A school headteacher has played down a row triggered by a not-so-sweet question which was posed in a GCSE maths exam last week.
Thousands of students from across the country took to social media to air their frustrations at a question in the Edexcel test paper on Thursday, which they claimed was too difficult.
But Matthew Parr-Burman, principal of the Fakenham Academy, where more than 100 students took the paper, said he was not concerned by the furore.
Asked whether his students had sat the paper and whether he was worried about it, he replied: “Yes and no.”
He confirmed he had spoken to staff in the maths department about the question, which asked students to prove an equation based on the probability of a girl selecting two sweets of the same colour from a bag.
But he added: “What they said was every paper has an A* question to differentiate between A* and A grade students.
“If they don’t make it hard enough, too many get it right and you can’t differentiate between the higher abilities.
“It’s what they would expect.”
The question was contained in a higher tier exam paper, which is designed to measure abilities from A* to D grades.
Following the test, two separate online petitions were set up, calling on the exam board to reduce its grade boundaries in recognition of the difficulty of the question.
But Mr Parr-Burman suggested that the issue may have been exacerbated by the question appearing earlier in the exam paper than students would have been used to from past papers, which are commonly used to help students prepare.
He said: “That may be what threw many students.”
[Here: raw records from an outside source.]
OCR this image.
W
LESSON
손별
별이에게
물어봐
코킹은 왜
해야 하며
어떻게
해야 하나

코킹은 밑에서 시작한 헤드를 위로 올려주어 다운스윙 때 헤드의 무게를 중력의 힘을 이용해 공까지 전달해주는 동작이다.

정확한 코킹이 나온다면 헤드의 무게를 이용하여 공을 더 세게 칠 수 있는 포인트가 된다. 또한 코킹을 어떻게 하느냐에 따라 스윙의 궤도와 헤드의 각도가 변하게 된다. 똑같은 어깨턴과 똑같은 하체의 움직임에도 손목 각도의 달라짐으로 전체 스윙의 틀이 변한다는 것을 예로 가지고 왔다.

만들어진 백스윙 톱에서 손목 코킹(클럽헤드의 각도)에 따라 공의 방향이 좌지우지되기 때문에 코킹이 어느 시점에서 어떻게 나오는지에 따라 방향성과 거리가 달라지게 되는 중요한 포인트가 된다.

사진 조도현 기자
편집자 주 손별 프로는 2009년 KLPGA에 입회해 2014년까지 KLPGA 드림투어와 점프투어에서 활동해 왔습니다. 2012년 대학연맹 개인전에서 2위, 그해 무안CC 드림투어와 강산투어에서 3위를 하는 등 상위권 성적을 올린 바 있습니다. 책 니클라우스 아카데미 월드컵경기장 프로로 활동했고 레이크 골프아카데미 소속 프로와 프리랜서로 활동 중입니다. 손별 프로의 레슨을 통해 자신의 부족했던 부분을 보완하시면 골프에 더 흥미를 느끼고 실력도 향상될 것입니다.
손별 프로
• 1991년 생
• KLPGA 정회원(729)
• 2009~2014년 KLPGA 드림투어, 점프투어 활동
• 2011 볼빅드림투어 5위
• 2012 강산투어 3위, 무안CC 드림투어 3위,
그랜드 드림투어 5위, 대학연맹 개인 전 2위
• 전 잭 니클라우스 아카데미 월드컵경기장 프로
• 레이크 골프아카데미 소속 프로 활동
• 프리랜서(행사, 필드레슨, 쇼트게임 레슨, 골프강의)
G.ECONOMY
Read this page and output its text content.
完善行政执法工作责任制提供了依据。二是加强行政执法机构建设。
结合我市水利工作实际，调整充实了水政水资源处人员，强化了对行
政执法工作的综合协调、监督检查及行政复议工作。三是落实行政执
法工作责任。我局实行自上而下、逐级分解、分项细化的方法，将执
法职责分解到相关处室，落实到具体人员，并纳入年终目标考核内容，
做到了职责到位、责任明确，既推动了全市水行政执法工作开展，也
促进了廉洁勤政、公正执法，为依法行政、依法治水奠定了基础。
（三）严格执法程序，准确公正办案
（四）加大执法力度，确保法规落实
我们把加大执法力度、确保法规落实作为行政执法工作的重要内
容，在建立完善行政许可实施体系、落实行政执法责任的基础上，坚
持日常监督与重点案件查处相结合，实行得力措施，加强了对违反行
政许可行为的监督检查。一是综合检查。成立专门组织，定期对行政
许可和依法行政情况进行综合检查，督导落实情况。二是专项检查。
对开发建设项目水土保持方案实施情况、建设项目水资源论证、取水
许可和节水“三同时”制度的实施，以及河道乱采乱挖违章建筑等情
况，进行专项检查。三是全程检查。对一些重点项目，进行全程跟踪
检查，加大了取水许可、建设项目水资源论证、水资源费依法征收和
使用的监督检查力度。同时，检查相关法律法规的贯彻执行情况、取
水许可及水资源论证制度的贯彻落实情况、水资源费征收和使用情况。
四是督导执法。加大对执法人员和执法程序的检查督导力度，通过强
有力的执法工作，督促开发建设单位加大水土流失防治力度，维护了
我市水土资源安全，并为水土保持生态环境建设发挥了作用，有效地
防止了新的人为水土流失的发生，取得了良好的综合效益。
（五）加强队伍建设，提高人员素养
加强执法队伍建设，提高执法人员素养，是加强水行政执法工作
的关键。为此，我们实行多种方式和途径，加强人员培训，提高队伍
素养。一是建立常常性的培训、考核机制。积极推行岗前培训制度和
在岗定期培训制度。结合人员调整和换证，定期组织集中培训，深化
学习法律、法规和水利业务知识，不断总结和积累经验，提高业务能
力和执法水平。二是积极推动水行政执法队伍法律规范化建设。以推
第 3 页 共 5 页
Because several different exam boards are sanctioned to deliver GCSE exams, not all students took the Edexcel paper.
Lynn’s Springwood High School said a few students there had sat the paper, but added that they did not anticipate any problems because of the sweet question.
And officials at the Downham Academy and Hunstanton’s Smithdon High School said their students had not sat the exam.
Representatives of the other secondary schools in the area have so far not commented on the issue.
But the outcry does appear to have sparked further protests about the exams, with students who took a biology paper set by the AQA (Assessment and Qualifications Alliance) exam board on Friday also taking to social media to complain that it was too difficult.
Edexcel said its papers are set at an appropriate standard to test the full range of ability levels.
But they maintained that students would still receive the grades they deserve even if exams were found to be either more or less challenging than the required standard.
Students sat the second part of the Edexcel maths exam yesterday morning.